I need to turn on networking for MySQLd, but every time I do, the server gets brute-forced into oblivion. Some mean password guessing script starts hammering on the server, opening a connection on port 3306 and trying random passwords forever.

How can I stop this from happening?

For SSH, I use denyhosts, which works well. Is there a way to make denyhosts work with MySQLd?

I've also considered changing the port MySQL is running on, but this is less than ideal and only a stop-gap solution (what if they discover the new port?)

Does anyone have any other ideas?

If it makes a different, I'm running MySQL 5.x on FreeBSD 6.x.


I don't know of any denyhosts-like software packages for MySQL, but I do have a couple of solutions:

  • Limit login to specific IP addresses. Do not use % to allow for all hosts to connect to the server.
  • Even more secure, set up iptables to only allow access to 3306 from authorized IP addresses.
  • Tunnel your traffic to the box with ssh then connect via localhost
  • Modify the Denyhosts or BFD scripts to analyze mysql access logs and block any brute force attempts at the firewall

Edit:

To answer your comment, try this:

iptables -A INPUT -p tcp -s 202.54.1.50 --sport 1024:65535 -d 202.54.1.20 --dport 3306 -m state --state NEW,ESTABLISHED -j ACCEPT
iptables -A OUTPUT -p tcp -s 202.54.1.20 --sport 3306 -d 202.54.1.50 --dport 1024

Where .20 is your MySQL and .50 is the remote connecting IP address.


1: Change the port from 3306. Not for reason of better security, but to take the load of the server to deal with false login attacks

2: Create SSL certificate and enable it on your MySQL server (it's a must-have to encrypt your client-server connection anyway)

3: Create one or more client certificates (all clients need to have the certificate and the client-software need to be configured to use it).

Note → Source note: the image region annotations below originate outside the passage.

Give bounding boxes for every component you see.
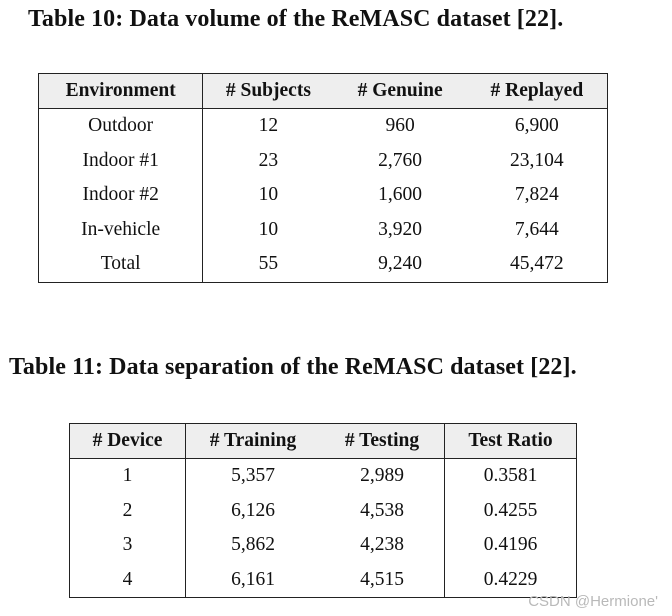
table-11: # Device # Training # Testing Test Ratio…	[69, 423, 577, 598]
table-cell: Indoor #2	[38, 178, 204, 213]
table-cell: 5,357	[231, 465, 275, 487]
table-cell: 6,126	[231, 499, 275, 521]
table-cell: Outdoor	[38, 108, 204, 144]
table-row: 3 5,862 4,238 0.4196	[69, 528, 577, 563]
column-header-subjects: # Subjects	[202, 73, 334, 109]
table-cell: Total	[38, 247, 204, 282]
table-cell: Indoor #1	[38, 143, 204, 178]
table-cell: 0.4196	[483, 534, 538, 556]
table-cell: 4,538	[320, 493, 445, 528]
table-row: Indoor #2 10 1,600 7,824	[38, 178, 608, 213]
table-cell: 7,824	[514, 184, 559, 206]
table-10: Environment # Subjects # Genuine # Repla…	[38, 73, 608, 283]
table-cell: 9,240	[378, 253, 423, 275]
table-cell: 4,515	[320, 562, 445, 598]
table-cell: 12	[258, 115, 279, 137]
table-cell: 4	[69, 562, 186, 598]
table-header-row: # Device # Training # Testing Test Ratio	[69, 423, 577, 459]
table-row: Outdoor 12 960 6,900	[38, 108, 608, 144]
table-cell: 5,862	[231, 534, 275, 556]
column-header-environment: Environment	[38, 73, 204, 109]
table-cell: 1,600	[378, 184, 423, 206]
watermark: CSDN @Hermione'	[528, 593, 658, 610]
table-cell: 6,900	[514, 115, 559, 137]
table-cell: 0.3581	[483, 465, 538, 487]
table-cell: 2	[69, 493, 186, 528]
table-row: 2 6,126 4,538 0.4255	[69, 493, 577, 528]
table-cell: 7,644	[514, 218, 559, 240]
table-row: 4 6,161 4,515 0.4229	[69, 562, 577, 598]
table-header-row: Environment # Subjects # Genuine # Repla…	[38, 73, 608, 109]
table-cell: 10	[258, 184, 279, 206]
table-cell: 23	[258, 149, 279, 171]
table-cell: 1	[69, 458, 186, 494]
table-cell: 2,989	[320, 458, 445, 494]
table-row: 1 5,357 2,989 0.3581	[69, 458, 577, 494]
table-cell: 10	[258, 218, 279, 240]
table-cell: In-vehicle	[38, 212, 204, 247]
column-header-replayed: # Replayed	[466, 73, 608, 109]
table-row-total: Total 55 9,240 45,472	[38, 247, 608, 282]
table-cell: 3	[69, 528, 186, 563]
table-cell: 45,472	[510, 253, 564, 275]
table-row: In-vehicle 10 3,920 7,644	[38, 212, 608, 247]
column-header-device: # Device	[69, 423, 186, 459]
table-cell: 0.4229	[483, 568, 538, 590]
table-cell: 3,920	[378, 218, 423, 240]
table-10-caption: Table 10: Data volume of the ReMASC data…	[28, 6, 564, 32]
column-header-genuine: # Genuine	[333, 73, 467, 109]
table-cell: 4,238	[320, 528, 445, 563]
column-header-training: # Training	[185, 423, 320, 459]
table-cell: 23,104	[510, 149, 564, 171]
table-row: Indoor #1 23 2,760 23,104	[38, 143, 608, 178]
column-header-testing: # Testing	[320, 423, 445, 459]
table-cell: 0.4255	[483, 499, 538, 521]
table-cell: 6,161	[231, 568, 275, 590]
table-cell: 2,760	[378, 149, 423, 171]
table-cell: 55	[258, 253, 279, 275]
column-header-test-ratio: Test Ratio	[444, 423, 577, 459]
table-11-caption: Table 11: Data separation of the ReMASC …	[9, 354, 577, 380]
table-cell: 960	[385, 115, 415, 137]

If your clients is .Net you need to convert the client certificate to the pkcs12 format, but that's easily done, see this guide..

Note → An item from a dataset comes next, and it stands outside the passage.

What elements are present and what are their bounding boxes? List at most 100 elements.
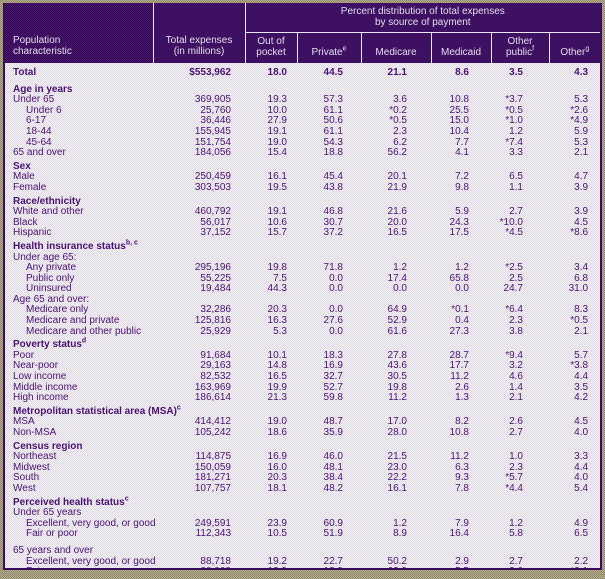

4: Set the MySQL user account's to require x509 client certificate, then an attacker both need the login credentials AND the client certificate (you can even put a password on the client certificate, then the attacker also need to require that too).

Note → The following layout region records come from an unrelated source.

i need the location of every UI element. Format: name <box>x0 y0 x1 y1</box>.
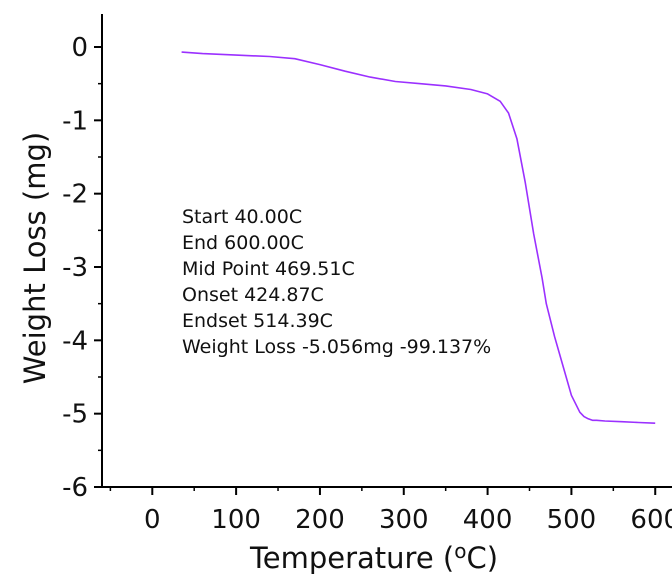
annotation-block: Start 40.00C End 600.00C Mid Point 469.51C… <box>182 206 491 358</box>
annotation-line: Mid Point 469.51C <box>182 258 355 280</box>
x-tick-label: 400 <box>463 505 513 535</box>
plot-area <box>181 51 656 424</box>
x-tick-label: 200 <box>295 505 345 535</box>
x-axis-title-suffix: C) <box>466 541 498 575</box>
annotation-line: End 600.00C <box>182 232 304 254</box>
annotation-line: Onset 424.87C <box>182 284 324 306</box>
x-axis-title-sup: o <box>454 539 466 563</box>
annotation-line: Start 40.00C <box>182 206 302 228</box>
y-tick-label: -4 <box>62 326 88 356</box>
y-tick-label: -3 <box>62 253 88 283</box>
x-axis-title: Temperature (oC) <box>249 539 498 575</box>
ticks: 0 -1 -2 -3 -4 -5 -6 0 100 200 300 400 500 600 <box>62 33 672 535</box>
x-tick-label: 100 <box>211 505 261 535</box>
y-tick-label: -5 <box>62 400 88 430</box>
y-tick-label: -1 <box>62 106 88 136</box>
annotation-line: Weight Loss -5.056mg -99.137% <box>182 336 491 358</box>
y-tick-label: 0 <box>71 33 88 63</box>
x-axis-title-main: Temperature ( <box>249 541 454 575</box>
y-tick-label: -6 <box>62 473 88 503</box>
annotation-line: Endset 514.39C <box>182 310 333 332</box>
x-tick-label: 300 <box>379 505 429 535</box>
y-axis-title: Weight Loss (mg) <box>18 132 52 384</box>
series-line <box>181 51 656 424</box>
x-tick-label: 0 <box>144 505 161 535</box>
y-tick-label: -2 <box>62 180 88 210</box>
x-tick-label: 600 <box>630 505 672 535</box>
x-tick-label: 500 <box>547 505 597 535</box>
axes <box>101 14 672 488</box>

I used this guide to make the certificates and key files but there are many guides out there.

I prefer only to use my SSH connection to access my linux box for administration purpose, not for client access.


Using MySQL Proxy, you could write a small LUA script that takes a user/pass combination but waits X seconds to process the login if the connection request comes from an unapproved IP range.

You could furthermore add a bit of extra logic to the LUA script to blacklist IP ranges after three failed attempts.

All in all, it's technically doable, but I'm going with the other recommendations to tunnel via SSH or a VPN to a common, whitelisted (via FW or other means) IP range.